Il potente di turno teme per il suo potere e mantiene vivo, come proiezione e ricordo, il fatto che il potere ottenuto, anche quando legittimamente ereditato, è risultato di un atto violento.
Egli sa che deve temere per la propria vita in quanto potente perché è nella logica delle cose che altri vogliano insidiarlo per scalzarlo: il fantasma è la proiezione dell’idea che homo homini lupus, e che questo deve essere tenuto a bada dalla civiltà, ma una civiltà fondata sull’esercizio della forza.
Forza legittima, quella che serve alla difesa dei confini e alla tutela dell’ordine pubblico, ma esposta all’arbitrio di chi è più potente o astuto o infingardo traditore.

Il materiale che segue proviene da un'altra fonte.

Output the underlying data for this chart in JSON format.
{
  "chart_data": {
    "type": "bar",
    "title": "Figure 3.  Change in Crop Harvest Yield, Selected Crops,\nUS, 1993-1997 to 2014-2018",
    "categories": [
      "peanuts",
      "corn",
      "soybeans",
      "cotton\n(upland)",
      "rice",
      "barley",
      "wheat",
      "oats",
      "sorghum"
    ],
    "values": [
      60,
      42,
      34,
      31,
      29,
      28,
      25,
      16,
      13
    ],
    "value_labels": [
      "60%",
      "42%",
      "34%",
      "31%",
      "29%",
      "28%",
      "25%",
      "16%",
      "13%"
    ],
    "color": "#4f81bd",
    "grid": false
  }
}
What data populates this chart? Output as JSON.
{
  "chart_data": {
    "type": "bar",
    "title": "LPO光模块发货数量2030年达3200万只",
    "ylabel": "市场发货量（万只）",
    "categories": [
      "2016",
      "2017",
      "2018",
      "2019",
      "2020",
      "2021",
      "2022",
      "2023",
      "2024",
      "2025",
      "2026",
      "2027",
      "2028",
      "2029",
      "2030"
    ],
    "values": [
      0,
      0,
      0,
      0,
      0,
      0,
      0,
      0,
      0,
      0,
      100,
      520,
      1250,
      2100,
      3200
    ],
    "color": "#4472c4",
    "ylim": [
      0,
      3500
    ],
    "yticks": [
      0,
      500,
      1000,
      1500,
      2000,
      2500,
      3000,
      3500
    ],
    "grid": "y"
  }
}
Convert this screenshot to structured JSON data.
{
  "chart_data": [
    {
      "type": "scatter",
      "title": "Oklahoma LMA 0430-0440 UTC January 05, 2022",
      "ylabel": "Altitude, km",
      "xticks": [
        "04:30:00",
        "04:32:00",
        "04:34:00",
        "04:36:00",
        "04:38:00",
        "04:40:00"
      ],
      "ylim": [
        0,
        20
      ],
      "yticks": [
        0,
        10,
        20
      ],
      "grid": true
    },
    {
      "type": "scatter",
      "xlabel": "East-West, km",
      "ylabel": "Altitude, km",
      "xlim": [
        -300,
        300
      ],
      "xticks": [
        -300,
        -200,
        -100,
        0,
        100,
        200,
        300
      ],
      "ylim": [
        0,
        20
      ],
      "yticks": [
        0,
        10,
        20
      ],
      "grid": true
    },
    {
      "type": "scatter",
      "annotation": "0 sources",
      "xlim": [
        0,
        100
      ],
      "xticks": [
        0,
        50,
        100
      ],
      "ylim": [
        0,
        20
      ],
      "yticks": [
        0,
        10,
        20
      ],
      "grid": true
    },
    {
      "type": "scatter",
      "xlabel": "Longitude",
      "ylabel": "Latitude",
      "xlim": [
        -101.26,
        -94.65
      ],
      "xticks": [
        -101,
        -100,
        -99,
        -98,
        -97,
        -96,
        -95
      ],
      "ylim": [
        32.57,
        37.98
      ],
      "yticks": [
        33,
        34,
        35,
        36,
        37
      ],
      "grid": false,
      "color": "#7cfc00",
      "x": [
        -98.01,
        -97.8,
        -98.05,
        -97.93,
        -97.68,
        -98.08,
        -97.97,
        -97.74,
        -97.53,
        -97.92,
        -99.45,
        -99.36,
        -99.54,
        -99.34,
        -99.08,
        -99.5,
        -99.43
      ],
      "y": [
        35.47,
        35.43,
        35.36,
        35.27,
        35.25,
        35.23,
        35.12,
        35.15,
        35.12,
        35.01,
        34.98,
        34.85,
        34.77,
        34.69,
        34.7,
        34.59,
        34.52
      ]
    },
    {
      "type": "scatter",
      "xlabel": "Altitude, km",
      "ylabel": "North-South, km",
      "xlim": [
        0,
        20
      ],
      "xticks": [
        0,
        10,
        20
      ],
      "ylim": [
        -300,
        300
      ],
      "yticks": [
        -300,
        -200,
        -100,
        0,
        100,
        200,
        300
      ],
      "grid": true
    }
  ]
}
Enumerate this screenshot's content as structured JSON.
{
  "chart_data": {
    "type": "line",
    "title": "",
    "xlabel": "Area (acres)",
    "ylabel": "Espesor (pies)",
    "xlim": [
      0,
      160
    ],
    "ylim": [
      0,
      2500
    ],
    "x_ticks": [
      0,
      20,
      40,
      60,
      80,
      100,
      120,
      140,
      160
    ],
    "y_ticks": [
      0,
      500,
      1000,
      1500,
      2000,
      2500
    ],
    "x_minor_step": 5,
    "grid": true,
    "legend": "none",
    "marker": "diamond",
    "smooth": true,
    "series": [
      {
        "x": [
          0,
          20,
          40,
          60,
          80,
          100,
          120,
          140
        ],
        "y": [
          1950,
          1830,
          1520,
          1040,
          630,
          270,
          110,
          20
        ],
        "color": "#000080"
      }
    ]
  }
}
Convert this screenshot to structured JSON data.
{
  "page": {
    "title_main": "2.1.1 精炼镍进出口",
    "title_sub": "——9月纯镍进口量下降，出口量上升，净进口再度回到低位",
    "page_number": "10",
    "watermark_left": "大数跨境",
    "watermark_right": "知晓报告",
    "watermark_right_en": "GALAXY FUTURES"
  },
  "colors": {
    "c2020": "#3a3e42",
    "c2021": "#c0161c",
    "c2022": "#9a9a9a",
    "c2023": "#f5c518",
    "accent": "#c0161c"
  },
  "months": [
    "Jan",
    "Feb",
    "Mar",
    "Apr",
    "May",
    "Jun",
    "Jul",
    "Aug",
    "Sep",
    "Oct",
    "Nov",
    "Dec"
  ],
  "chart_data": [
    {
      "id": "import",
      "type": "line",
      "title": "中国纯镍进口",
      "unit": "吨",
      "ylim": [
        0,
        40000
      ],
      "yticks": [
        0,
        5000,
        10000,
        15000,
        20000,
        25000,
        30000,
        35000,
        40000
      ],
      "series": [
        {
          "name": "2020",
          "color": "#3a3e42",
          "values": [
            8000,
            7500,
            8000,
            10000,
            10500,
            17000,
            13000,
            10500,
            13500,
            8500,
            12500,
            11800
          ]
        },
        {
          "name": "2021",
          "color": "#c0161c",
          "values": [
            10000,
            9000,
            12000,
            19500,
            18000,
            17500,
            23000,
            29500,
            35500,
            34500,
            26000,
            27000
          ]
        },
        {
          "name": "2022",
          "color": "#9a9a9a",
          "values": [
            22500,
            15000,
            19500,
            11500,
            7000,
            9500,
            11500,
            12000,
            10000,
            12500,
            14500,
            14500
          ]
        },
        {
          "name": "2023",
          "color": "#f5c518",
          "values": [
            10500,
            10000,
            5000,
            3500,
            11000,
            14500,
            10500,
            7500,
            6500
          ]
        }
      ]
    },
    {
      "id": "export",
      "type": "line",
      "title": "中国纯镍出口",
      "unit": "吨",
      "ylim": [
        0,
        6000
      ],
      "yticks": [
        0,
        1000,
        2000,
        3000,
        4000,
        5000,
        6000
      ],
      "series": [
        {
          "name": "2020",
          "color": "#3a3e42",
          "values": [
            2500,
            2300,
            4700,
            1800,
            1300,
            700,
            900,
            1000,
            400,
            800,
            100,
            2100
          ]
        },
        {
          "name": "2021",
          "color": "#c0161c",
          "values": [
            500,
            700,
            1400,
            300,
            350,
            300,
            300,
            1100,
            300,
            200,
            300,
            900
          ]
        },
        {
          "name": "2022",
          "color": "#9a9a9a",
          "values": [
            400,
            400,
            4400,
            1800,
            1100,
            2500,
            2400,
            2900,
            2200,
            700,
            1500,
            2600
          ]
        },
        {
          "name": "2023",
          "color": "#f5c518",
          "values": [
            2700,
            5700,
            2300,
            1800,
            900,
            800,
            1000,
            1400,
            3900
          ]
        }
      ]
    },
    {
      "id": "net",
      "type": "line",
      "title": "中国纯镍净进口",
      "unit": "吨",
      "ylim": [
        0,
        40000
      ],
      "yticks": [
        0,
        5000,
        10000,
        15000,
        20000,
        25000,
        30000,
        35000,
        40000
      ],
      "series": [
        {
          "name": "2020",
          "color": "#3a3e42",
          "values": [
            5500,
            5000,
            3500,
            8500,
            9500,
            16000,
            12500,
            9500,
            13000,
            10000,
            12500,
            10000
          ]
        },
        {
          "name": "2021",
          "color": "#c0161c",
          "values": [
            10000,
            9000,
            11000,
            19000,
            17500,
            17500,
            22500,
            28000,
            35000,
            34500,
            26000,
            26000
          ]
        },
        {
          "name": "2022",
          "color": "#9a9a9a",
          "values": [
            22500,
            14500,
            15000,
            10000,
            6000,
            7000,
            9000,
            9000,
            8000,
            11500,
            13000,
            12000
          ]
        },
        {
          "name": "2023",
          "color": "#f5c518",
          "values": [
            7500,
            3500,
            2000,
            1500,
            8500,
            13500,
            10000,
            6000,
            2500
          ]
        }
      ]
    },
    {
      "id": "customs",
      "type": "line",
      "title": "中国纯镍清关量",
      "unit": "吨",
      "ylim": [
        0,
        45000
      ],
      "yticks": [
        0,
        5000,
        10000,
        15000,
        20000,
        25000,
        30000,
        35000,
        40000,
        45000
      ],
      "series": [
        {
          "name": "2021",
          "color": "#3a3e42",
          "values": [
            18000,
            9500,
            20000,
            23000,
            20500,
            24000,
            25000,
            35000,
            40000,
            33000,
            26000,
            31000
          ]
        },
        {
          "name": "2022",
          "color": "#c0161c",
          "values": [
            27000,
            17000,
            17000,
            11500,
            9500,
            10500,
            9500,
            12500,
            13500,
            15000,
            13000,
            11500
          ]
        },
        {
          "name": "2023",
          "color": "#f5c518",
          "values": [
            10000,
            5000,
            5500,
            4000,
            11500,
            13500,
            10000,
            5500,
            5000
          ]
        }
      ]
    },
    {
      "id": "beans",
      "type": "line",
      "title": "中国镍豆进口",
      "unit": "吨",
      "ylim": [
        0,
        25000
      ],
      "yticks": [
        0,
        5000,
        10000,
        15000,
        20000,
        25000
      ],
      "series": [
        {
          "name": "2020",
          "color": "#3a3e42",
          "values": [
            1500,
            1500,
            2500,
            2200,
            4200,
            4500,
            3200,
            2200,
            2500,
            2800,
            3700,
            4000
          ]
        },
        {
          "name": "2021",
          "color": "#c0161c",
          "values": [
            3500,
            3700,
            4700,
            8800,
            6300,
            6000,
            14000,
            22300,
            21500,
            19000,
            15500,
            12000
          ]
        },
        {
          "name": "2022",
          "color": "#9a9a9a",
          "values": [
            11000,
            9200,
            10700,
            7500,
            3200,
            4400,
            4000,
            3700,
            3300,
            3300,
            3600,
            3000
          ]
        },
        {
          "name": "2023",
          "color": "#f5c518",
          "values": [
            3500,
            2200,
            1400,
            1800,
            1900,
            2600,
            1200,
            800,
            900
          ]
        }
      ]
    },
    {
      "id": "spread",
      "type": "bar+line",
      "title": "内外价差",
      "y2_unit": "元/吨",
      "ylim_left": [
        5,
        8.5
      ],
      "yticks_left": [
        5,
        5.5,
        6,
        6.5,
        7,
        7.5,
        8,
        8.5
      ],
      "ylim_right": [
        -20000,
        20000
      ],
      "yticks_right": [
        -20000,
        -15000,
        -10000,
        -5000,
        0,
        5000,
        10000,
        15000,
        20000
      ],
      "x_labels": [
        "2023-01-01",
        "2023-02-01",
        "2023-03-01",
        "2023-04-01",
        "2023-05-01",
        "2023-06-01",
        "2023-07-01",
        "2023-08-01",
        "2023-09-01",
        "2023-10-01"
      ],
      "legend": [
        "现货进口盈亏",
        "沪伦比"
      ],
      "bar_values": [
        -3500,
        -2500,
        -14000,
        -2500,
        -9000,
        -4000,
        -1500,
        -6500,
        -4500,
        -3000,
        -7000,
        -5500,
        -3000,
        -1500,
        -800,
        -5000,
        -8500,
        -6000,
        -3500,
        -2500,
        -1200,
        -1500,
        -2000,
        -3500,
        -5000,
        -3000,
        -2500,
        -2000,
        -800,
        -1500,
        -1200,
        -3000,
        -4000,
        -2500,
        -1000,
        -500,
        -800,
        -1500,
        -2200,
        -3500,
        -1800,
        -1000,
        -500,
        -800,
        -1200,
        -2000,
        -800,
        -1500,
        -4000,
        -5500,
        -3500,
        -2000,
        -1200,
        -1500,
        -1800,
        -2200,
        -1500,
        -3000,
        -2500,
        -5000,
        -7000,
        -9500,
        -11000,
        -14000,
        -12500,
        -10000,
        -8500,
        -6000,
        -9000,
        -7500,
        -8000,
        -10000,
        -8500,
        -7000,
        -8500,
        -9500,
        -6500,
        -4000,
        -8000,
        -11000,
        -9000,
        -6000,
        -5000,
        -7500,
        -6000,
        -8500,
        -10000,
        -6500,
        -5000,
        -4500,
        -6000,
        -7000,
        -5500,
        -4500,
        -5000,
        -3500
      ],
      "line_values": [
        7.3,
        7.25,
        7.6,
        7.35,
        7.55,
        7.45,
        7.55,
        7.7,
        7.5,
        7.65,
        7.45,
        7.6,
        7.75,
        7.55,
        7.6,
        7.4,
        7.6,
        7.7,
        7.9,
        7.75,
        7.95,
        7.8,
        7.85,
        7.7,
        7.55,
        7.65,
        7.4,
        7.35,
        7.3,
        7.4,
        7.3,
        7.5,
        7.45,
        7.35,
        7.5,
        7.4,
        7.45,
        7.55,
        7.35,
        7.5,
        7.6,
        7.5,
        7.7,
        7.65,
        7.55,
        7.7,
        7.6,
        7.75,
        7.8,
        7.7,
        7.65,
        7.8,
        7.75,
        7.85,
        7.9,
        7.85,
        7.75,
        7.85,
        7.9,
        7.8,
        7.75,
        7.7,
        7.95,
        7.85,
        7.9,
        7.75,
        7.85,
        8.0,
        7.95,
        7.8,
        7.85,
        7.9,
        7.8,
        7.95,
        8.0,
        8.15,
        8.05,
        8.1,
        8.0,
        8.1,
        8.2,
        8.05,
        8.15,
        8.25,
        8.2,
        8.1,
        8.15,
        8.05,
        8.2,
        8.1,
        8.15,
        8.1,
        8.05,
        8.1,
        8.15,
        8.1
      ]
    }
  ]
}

Il potente sa di essere invidiato, come il padre primordiale, ritenuto possessore di tutti i beni, da cui i figli dell’orda sono esclusi e quindi, desiderando prenderne il posto, pericolosi.
Venuta meno la turbolenza dei tempi passati, il fantasma resta comunque come testimonianza minacciosa dell’invidia.
Né è possibile che scompaia, avendo la sua origine nel credere vero un inizio, quello del padre primordiale, che è tanto mitico quanto falso: l’inizio non è, salvo rari casi, una tragedia, ma la civiltà si fonda e mantiene sul fondamento mitico di una tragedia primordiale.